Buenos días y buenas compras. Parece mentira cómo en tres años el ‘Black Friday’ ha pasado de ser una cosa de frikies a tener presencia constante y ofrecérsenos casi como una tradición de toda la vida, algo con tanta solera como los villancicos, los toros o los políticos corruptos, por citar tres clásicos.
Eso demuestra dos cosas. La primera, la relativa facilidad con la que adoptamos las formas sin adoptar los contextos. En Estados Unidos este viernes negro tiene su razón de ser porque cae siempre, siempre, siempre, después del Día de Acción de Gracias. Es un puente como esos nuestros tan castizos de la Constitución, de la Pilarica o de Jueves y Viernes Santo. Es decir, cuando el personal está más proclive a gastarse el parné. Aquí tendría más sentido hacer un Black Seven el 7 de diciembre, si eso; pero un viernes negro que no sigue a nada y en el que nada se celebra, es del género tonto.
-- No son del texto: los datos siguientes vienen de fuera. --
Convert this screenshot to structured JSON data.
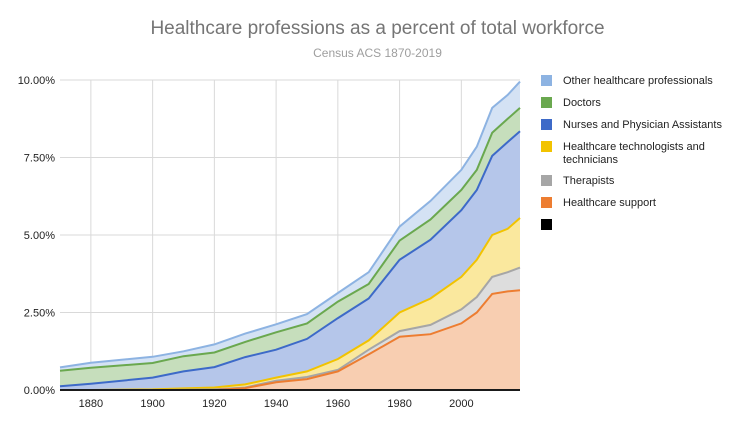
{
  "chart_data": {
    "type": "area",
    "title": "Healthcare professions as a percent of total workforce",
    "subtitle": "Census ACS 1870-2019",
    "xlabel": "",
    "ylabel": "",
    "x": [
      1870,
      1880,
      1900,
      1910,
      1920,
      1930,
      1940,
      1950,
      1960,
      1970,
      1980,
      1990,
      2000,
      2005,
      2010,
      2015,
      2019
    ],
    "xlim": [
      1870,
      2019
    ],
    "ylim": [
      0,
      10
    ],
    "x_ticks": [
      "1880",
      "1900",
      "1920",
      "1940",
      "1960",
      "1980",
      "2000"
    ],
    "x_tick_values": [
      1880,
      1900,
      1920,
      1940,
      1960,
      1980,
      2000
    ],
    "y_ticks": [
      "0.00%",
      "2.50%",
      "5.00%",
      "7.50%",
      "10.00%"
    ],
    "y_tick_values": [
      0,
      2.5,
      5,
      7.5,
      10
    ],
    "grid": true,
    "legend_position": "right",
    "series_cumulative": true,
    "series": [
      {
        "name": "Other healthcare professionals",
        "color": "#8db3e2",
        "values": [
          0.73,
          0.88,
          1.07,
          1.25,
          1.47,
          1.82,
          2.12,
          2.45,
          3.13,
          3.8,
          5.27,
          6.1,
          7.1,
          7.85,
          9.1,
          9.52,
          9.95
        ]
      },
      {
        "name": "Doctors",
        "color": "#6aa84f",
        "values": [
          0.62,
          0.72,
          0.87,
          1.09,
          1.21,
          1.55,
          1.86,
          2.15,
          2.85,
          3.42,
          4.82,
          5.5,
          6.45,
          7.1,
          8.3,
          8.75,
          9.1
        ]
      },
      {
        "name": "Nurses and Physician Assistants",
        "color": "#3d6ac8",
        "values": [
          0.12,
          0.2,
          0.4,
          0.6,
          0.74,
          1.06,
          1.3,
          1.65,
          2.32,
          2.95,
          4.2,
          4.85,
          5.8,
          6.45,
          7.55,
          8.0,
          8.35
        ]
      },
      {
        "name": "Healthcare technologists and technicians",
        "color": "#f2c300",
        "values": [
          0.0,
          0.0,
          0.02,
          0.05,
          0.08,
          0.18,
          0.4,
          0.6,
          1.0,
          1.6,
          2.5,
          2.95,
          3.65,
          4.2,
          5.0,
          5.2,
          5.55
        ]
      },
      {
        "name": "Therapists",
        "color": "#a6a6a6",
        "values": [
          0.0,
          0.0,
          0.0,
          0.01,
          0.02,
          0.08,
          0.3,
          0.42,
          0.65,
          1.3,
          1.9,
          2.1,
          2.6,
          3.0,
          3.65,
          3.8,
          3.95
        ]
      },
      {
        "name": "Healthcare support",
        "color": "#ed7d31",
        "values": [
          0.0,
          0.0,
          0.0,
          0.0,
          0.0,
          0.06,
          0.25,
          0.35,
          0.6,
          1.15,
          1.72,
          1.8,
          2.15,
          2.5,
          3.1,
          3.18,
          3.22
        ]
      },
      {
        "name": "",
        "color": "#000000",
        "values": [
          0.0,
          0.0,
          0.0,
          0.0,
          0.0,
          0.0,
          0.0,
          0.0,
          0.0,
          0.0,
          0.0,
          0.0,
          0.0,
          0.0,
          0.0,
          0.0,
          0.0
        ]
      }
    ]
  }
}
La segunda cosa que les decía que demuestra es que seguimos a por uvas. Todavía no nos hemos enterado de que aquello es aquello y esto es esto, por mucho que importemos el folclore a base de fechas, que ya les adelanto que aquí cualquier día acabamos cortando un pavo por Acción de Gracias. Pero además de eso, queremos consagrar fechas de consumo orgiástico en un país con 5 millones de parados, un mercado laboral tan rígido como raquítica es la masa salarial que genera, impuestos más altos y menos eficaces que nuestros colegas europeos, y así una larga lista de despropósitos. Señores del comercio: rebélense, o ni las rebajas de toda la vida les salvarán del hundimiento.